Several issues are highly relevant across multiple Macro Trends:

  • Challenged Rules-based International Order (RBIO): Global strategic competition is fuelling efforts to challenge the existing international order.
  • Climate Change: A significant enabler and accelerator of several trends, particularly resource divides and biological threats.
  • Global Partnerships: The importance of deepening existing ties and building new alliances, potentially driven by ideological values or short-term economic/technology needs.
  • Increased Role of the Private Sector: A central theme, as the private sector increasingly drives innovation and provides critical solutions, creating new dependencies for governments and militaries.
  • Research Security: The promotion of scientific collaboration while safeguarding sensitive research with defence and security applications from foreign state or non-state access, influence, or espionage.
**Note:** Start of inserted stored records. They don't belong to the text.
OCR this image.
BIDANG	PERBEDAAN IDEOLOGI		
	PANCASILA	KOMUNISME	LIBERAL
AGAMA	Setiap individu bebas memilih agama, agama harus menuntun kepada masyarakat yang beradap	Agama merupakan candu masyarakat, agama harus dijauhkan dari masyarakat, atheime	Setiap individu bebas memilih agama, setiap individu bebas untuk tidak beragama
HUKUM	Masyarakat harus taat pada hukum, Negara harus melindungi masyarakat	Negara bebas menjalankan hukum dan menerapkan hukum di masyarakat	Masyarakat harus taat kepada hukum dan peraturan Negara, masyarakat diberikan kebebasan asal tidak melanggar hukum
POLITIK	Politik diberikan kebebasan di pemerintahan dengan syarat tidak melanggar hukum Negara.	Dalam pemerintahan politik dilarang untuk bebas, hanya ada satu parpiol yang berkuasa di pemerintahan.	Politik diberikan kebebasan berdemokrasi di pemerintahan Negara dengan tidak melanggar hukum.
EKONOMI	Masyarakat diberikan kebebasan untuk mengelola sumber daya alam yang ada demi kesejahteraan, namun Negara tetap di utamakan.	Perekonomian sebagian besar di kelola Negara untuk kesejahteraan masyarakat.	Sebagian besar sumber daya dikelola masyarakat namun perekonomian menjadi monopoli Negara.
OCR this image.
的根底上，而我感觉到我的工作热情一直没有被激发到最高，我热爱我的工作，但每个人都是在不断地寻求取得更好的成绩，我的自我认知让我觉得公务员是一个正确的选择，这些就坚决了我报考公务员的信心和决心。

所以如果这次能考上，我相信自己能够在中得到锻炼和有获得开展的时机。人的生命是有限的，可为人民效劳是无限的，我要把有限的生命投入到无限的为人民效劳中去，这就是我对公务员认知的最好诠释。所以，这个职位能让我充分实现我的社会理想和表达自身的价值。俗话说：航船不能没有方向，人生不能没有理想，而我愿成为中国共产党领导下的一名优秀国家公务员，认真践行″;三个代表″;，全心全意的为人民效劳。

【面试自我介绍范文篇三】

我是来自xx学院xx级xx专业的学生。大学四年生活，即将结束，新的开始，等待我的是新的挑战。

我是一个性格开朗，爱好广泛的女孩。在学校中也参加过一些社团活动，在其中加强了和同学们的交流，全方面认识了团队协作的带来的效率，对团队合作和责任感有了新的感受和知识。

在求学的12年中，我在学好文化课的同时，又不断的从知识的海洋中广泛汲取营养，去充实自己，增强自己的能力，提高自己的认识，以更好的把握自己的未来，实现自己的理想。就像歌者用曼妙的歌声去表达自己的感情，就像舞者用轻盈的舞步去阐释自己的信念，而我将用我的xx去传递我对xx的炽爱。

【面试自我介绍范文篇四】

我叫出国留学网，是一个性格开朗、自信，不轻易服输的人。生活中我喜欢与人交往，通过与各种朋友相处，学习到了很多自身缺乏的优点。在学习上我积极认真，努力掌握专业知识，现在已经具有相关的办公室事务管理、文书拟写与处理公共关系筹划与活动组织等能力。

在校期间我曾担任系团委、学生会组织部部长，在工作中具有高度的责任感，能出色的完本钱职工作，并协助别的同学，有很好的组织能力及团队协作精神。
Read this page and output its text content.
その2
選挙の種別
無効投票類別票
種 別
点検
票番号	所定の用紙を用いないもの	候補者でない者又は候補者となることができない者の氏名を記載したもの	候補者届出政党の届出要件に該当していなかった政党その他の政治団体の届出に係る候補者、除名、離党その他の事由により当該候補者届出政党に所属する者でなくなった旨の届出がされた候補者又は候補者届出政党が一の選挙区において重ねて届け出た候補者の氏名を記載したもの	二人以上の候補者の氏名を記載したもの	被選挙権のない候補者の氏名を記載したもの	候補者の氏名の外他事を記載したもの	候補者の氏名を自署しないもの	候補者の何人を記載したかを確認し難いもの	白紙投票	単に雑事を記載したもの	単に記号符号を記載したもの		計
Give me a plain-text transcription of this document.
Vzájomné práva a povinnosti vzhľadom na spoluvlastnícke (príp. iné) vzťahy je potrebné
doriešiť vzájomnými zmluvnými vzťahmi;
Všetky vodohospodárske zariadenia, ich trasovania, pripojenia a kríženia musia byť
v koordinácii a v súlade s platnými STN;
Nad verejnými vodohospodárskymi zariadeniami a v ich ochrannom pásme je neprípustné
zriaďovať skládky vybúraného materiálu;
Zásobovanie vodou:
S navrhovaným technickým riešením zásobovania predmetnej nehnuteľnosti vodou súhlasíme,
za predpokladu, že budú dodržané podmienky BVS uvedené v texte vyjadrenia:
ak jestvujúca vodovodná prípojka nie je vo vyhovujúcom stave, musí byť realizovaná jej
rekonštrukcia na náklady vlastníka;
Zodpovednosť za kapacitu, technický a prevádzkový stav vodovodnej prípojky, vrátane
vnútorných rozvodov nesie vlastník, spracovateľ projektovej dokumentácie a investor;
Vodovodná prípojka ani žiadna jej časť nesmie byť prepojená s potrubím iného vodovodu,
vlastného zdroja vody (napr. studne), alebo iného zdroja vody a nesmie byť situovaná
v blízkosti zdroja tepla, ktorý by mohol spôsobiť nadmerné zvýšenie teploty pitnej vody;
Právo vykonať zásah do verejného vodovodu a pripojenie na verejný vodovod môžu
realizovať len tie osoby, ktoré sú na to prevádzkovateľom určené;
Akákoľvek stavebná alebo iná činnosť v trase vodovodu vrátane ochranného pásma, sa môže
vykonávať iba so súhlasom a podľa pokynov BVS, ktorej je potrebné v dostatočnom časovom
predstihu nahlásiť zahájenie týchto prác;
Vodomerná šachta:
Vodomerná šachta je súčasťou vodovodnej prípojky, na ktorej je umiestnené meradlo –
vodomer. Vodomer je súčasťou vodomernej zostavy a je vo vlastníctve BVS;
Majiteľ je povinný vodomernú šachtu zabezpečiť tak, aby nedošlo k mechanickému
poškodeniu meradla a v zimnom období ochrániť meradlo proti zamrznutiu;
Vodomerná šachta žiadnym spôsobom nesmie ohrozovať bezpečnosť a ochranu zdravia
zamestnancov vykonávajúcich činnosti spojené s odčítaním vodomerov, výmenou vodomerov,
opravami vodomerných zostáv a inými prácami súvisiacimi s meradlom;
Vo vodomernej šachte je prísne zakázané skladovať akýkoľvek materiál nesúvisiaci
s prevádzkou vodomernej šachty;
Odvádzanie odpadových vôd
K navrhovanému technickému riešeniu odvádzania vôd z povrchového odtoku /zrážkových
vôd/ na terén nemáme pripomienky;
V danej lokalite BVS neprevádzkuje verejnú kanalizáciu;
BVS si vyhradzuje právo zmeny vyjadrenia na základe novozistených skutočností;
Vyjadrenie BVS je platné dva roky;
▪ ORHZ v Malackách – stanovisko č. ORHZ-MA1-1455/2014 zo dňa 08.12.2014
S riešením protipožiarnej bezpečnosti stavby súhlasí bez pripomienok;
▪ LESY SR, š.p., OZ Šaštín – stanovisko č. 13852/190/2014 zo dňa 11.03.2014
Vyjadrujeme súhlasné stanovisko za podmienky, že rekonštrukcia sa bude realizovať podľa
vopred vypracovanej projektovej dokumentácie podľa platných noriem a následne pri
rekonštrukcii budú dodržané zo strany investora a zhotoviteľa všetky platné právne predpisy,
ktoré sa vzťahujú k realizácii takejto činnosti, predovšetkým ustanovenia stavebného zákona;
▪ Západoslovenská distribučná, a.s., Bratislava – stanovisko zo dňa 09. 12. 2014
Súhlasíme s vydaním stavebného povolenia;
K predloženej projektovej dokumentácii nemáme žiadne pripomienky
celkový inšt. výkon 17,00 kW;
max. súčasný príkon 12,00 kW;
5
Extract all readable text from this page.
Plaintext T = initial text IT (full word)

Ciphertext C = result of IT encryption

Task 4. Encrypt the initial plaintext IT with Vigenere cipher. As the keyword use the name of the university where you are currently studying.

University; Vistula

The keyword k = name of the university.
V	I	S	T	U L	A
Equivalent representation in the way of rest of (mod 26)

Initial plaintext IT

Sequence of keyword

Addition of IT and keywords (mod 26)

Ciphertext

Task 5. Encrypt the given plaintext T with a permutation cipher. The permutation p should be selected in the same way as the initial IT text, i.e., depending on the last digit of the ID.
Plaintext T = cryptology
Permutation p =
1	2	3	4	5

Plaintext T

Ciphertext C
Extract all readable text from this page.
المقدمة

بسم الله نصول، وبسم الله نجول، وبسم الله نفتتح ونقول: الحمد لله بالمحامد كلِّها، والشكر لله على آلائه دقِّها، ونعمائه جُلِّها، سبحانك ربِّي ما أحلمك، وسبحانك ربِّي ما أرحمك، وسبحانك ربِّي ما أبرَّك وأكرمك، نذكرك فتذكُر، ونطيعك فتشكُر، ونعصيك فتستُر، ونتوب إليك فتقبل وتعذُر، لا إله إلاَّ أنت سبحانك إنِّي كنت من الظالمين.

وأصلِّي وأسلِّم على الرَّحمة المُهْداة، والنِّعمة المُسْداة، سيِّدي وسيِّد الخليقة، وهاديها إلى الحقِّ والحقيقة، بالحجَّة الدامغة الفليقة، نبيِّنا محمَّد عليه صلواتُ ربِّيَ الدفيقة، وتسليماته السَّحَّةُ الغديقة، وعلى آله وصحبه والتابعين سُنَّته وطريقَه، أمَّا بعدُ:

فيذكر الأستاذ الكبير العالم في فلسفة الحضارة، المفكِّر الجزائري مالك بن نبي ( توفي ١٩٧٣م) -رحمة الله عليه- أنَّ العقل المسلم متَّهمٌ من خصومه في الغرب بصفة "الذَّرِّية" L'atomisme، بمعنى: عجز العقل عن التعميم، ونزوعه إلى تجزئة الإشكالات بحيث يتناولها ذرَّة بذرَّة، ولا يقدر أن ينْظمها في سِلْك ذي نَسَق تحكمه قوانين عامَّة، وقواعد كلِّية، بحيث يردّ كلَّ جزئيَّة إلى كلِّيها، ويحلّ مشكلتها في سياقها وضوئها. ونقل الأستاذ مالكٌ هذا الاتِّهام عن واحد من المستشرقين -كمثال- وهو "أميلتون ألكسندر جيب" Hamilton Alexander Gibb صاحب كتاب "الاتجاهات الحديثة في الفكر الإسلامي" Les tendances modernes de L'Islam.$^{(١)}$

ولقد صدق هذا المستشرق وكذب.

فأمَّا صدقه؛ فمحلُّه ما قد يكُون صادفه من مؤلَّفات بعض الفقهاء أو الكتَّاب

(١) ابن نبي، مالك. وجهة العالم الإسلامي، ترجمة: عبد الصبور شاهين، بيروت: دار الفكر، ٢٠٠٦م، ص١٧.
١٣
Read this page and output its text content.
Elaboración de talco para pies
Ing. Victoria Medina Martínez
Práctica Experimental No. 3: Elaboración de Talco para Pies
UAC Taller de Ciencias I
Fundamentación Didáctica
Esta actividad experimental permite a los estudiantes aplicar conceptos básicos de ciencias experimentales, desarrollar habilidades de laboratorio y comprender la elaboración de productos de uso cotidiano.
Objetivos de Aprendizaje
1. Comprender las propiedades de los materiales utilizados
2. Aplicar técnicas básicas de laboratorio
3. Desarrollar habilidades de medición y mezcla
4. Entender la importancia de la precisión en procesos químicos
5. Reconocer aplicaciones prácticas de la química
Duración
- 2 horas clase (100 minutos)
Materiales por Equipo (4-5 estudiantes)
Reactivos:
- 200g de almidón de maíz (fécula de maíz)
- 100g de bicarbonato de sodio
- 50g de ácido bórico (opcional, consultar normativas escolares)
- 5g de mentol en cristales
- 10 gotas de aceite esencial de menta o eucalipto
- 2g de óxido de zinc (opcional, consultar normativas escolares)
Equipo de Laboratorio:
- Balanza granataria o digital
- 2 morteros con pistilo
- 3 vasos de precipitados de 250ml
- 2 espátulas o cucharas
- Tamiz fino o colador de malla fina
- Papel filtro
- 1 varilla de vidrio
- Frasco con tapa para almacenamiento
This was not identified as a primary cross-cutting theme for all six trends but is highly relevant for several.

Conclusion

The report underscores that the socio-technical trends from 2025-2045 will profoundly impact NATO's political decision space, defence capabilities, military operations, and enterprise functions. Decisions made by senior leaders today are critical to ensure NATO's preparedness and ability to "outperform the competitors of today and tomorrow and ensure that we remain robust, resilient, and ready to respond to any threat." Volume II of this report provides classified recommendations to equip the Alliance with necessary S&T solutions for future warfighting.